24. A bare perusal of the chit reveals that it does not contain any names or identifiable figures, and the same is dated 23.02.2017. After a gap of almost two years, the petitioner bought the land vide sale deed dated 27.05.2019 having his 55% share. We fail to understand how the Assessing Officer has alleged payment of “on-money” by the petitioner after two years, by arriving at a rate of Rs.8,000/- per square yard. The entire calculation appears to have been made on the basis of data collected from “Any RoR”, a Government website reflecting details of sale deeds. The respondents have also not disputed that the transaction undertaken by the petitioner was in accordance with his 55% share. The survey number mentioned in the loose paper is linked with the petitioner by the revenue by gathering information from the government Website “Any RoR”, which records the details of the sale deeds. It is true that the cash transactions are done in a clandestine manner using coded script, however, the revenue, before re-opening the assessment has to establish a live link of the assessee on the basis of seized material only. The expression ” relates to” and “pertains to” used in Clause(iv) to Explanation 2 to Section 148 of the Act cannot be used in vacuum. The revenue after the seizure of incriminating material is under an obligation to analyze such material, in light of attendant circumstances and record relevancy and a prima facie opinion linking such material establishing escapement of income at the hands of the assessee. The information which is derived from the incriminating material in the instant case, does not establish live-link. The information is absolutely vague and unspecific and the rate mentioned in the loose-paper is attempted to be imposed upon the petitioner after a period of two years on the basis of sale deed registered on 27.05.2019. The statement of Shri Bavadiya does not mention the name of the petitioner. There is no link of the petitioner with broker ‘Manish’ whose name appears in the loose paper. There is no link, even remotely, found with Bsafal Group or City Estate Management India or City Procon Realtors Private Limited. All these aspects are very relevant, and are required to be examined before roping the petitioner in reassessment. Thus, in our considered opinion, the provisions of Section 148 of the Act are not attracted, hence the action of the respondents in re-opening of the assessment requires to be quashed.

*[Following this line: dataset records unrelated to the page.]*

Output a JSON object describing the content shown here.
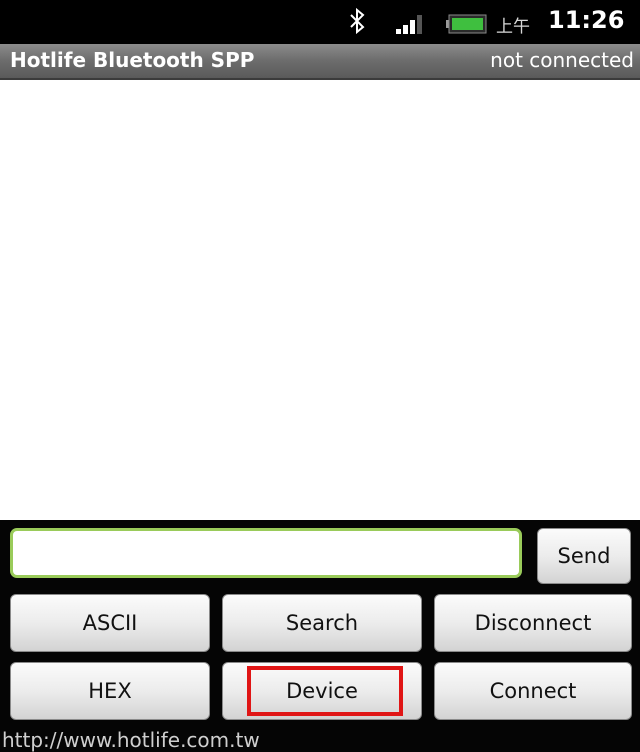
{
  "status_bar": {
    "bluetooth_icon": "bluetooth-icon",
    "signal_icon": "signal-strength-icon",
    "battery_icon": "battery-icon",
    "ampm": "上午",
    "time": "11:26"
  },
  "title_bar": {
    "app_title": "Hotlife Bluetooth SPP",
    "connection_status": "not connected"
  },
  "input": {
    "value": "",
    "placeholder": ""
  },
  "buttons": {
    "send": "Send",
    "ascii": "ASCII",
    "search": "Search",
    "disconnect": "Disconnect",
    "hex": "HEX",
    "device": "Device",
    "connect": "Connect"
  },
  "footer": {
    "link": "http://www.hotlife.com.tw"
  },
  "colors": {
    "highlight": "#e01515",
    "input_border": "#9acb5a",
    "battery": "#3fbf3f"
  }
}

25. We are conscious about the legal precedent as set out by the Supreme Court in the decisions which are cited by the revenue. At the stage of notice of re-opening of the assessment, albeit, the Court cannot go into the sufficiency of evidence, however, simultaneously the Court has to examine the aspect as to whether there is even prima facie some material, which could enable the department to reopen the assessment. In the present case, the reopening is based on a vague, irrelevant, and non-specific information.
26. The writ petition, accordingly, The impugned notices are quashed and set aside. Rule made absolute.